At some point during 35k endurance load test of my java web app which fetches static data from Elasticsearch, I am start getting following elasticsearch exception:

Caused by: org.elasticsearch.common.util.concurrent.EsRejectedExecutionException: rejected execution of org.elasticsearch.common.util.concurrent.TimedRunnable@1a25fe82 on QueueResizingEsThreadPoolExecutor[name = search4/search, queue capacity = 1000, min queue capacity = 1000, max queue capacity = 1000, frame size = 2000, targeted response rate = 1s, task execution EWMA = 10.7ms, adjustment amount = 50, org.elasticsearch.common.util.concurrent.QueueResizingEsThreadPoolExecutor@6312a0bb[Running, pool size = 25, active threads = 25, queued tasks = 1000, completed tasks = 34575035]]

Elasticsearch details :

Elasticsearch version 6.2.4 .

The cluster consists of 5 nodes. The JVM heap size setting for each node is Xms16g and Xmx16g . Each of the node machine has 16 processors.

NOTE : Initially, when I got this exception for the first time, I decided to increase the thread_pool.search.queue_size parameter in elasticsearch.yml , set it to 10000 . Yes, I understand, I just postponed the problem to happen later.

Elasticsearch indicies details: Currently, there are about 20 indicies, and only 6 are being used among of them. The unused one are old indicies that were not deleted after newer were created. The indexes itself are really small:

Index within the red rectangle is the index used by my web app. It's shards and replicas settings are "number_of_shards": "5" and "number_of_replicas": "2" respectively. It's shards details:

In this article I found that

Small shards result in small segments, which increases overhead. Aim to keep the average shard size between at least a few GB and a few tens of GB. For use-cases with time-based data, it is common to see shards between 20GB and 40GB in size.

As you can see from the screenshot above, my shard size is much less than mentioned size. Hence, Q: what is the right number of shards in my case? Is it 1 or 2 ? The index won't grow up much over the time.

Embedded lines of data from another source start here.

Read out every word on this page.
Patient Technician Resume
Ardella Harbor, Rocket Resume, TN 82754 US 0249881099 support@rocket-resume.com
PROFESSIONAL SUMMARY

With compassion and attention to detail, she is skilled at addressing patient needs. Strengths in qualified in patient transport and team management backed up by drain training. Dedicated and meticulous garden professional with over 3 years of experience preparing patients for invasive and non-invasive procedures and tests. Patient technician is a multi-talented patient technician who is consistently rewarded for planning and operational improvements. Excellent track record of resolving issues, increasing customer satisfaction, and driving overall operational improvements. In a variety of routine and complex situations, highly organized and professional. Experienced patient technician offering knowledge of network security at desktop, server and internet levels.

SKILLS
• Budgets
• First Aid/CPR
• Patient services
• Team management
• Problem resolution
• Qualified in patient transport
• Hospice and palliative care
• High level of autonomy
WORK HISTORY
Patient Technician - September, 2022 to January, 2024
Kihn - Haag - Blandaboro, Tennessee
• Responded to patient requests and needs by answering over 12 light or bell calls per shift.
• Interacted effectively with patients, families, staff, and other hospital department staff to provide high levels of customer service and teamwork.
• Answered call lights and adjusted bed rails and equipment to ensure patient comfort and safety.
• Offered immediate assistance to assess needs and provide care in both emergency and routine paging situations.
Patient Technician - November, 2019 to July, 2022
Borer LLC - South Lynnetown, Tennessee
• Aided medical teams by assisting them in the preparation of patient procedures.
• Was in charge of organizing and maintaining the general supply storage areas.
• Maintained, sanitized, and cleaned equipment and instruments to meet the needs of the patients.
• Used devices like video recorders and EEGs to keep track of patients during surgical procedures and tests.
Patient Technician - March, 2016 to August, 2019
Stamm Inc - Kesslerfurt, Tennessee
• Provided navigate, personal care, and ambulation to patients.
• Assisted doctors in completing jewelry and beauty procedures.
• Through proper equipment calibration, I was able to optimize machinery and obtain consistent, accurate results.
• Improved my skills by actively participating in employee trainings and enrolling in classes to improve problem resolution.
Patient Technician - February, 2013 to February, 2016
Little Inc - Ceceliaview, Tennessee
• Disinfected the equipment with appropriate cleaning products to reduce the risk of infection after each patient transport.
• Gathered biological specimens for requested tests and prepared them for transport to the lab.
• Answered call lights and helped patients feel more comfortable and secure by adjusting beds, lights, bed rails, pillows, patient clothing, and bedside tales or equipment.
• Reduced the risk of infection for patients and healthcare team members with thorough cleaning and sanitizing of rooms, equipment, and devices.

ES Queries issued during the test. The load tests simulates scenario where user navigates to the page for searching some products. User can filter the products using corresponding filters (for e.g. name, city, etc...). The unique filter values is fetched from ES index using composite query. So this is the first query type. Another query is for fetching products from ES. It consists of must , must_not , filter , has_child queries, the size attribute equals 100.

I set the slow search logging, but nothing had been logged:

"index": {
                "search": {
                    "slowlog": {
                        "level": "info",
                        "threshold": {
                            "fetch": {
                                "debug": "500ms",
                                "info": "500ms"
                            },
                            "query": {
                                "debug": "2s",
                                "info": "1s"
                            }
                        }
                    }
                } 

I feel like I am missing something simple to make it finally work properly and being able to handle my load. Appreciate, if any one can help me with solving the issue.